COMPMID-667: Add validation static method to NEON GEMMlowp Change-Id: I8a470cc1351593ad8eeaf4ec92e04865e83d4f3c Reviewed-on: http://mpd-gerrit.cambridge.arm.com/96147 Tested-by: Kaizen <jeremy.johnson+kaizengerrit@arm.com> Reviewed-by: Anthony Barbier <anthony.barbier@arm.com>

commit: a3b1b469276b10484cd45901ae3a4b48b506caa9 [log] [tgz]

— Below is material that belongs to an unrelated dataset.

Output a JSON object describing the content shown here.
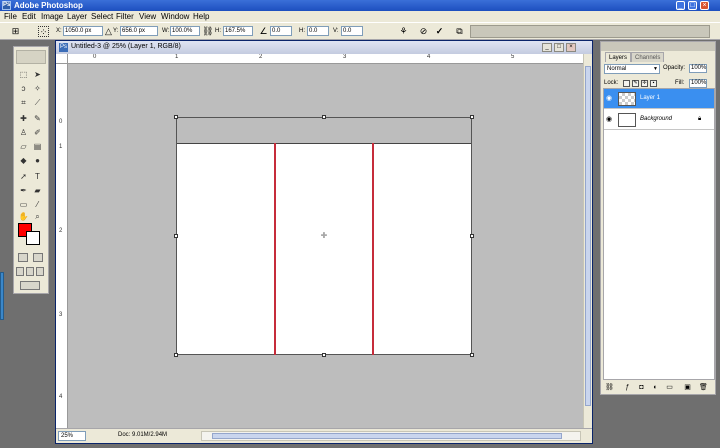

author: Georgios Pinitas <georgios.pinitas@arm.com> Thu Nov 16 19:24:39 2017 +0000
committer: Anthony Barbier <anthony.barbier@arm.com> Fri Nov 02 16:35:24 2018 +0000
tree: 8c91176708bdede785edbb98c73ce0a479dff243
parent: fc35b51d598d12e2a0895ed82d2368f07df68829 [diff] [blame]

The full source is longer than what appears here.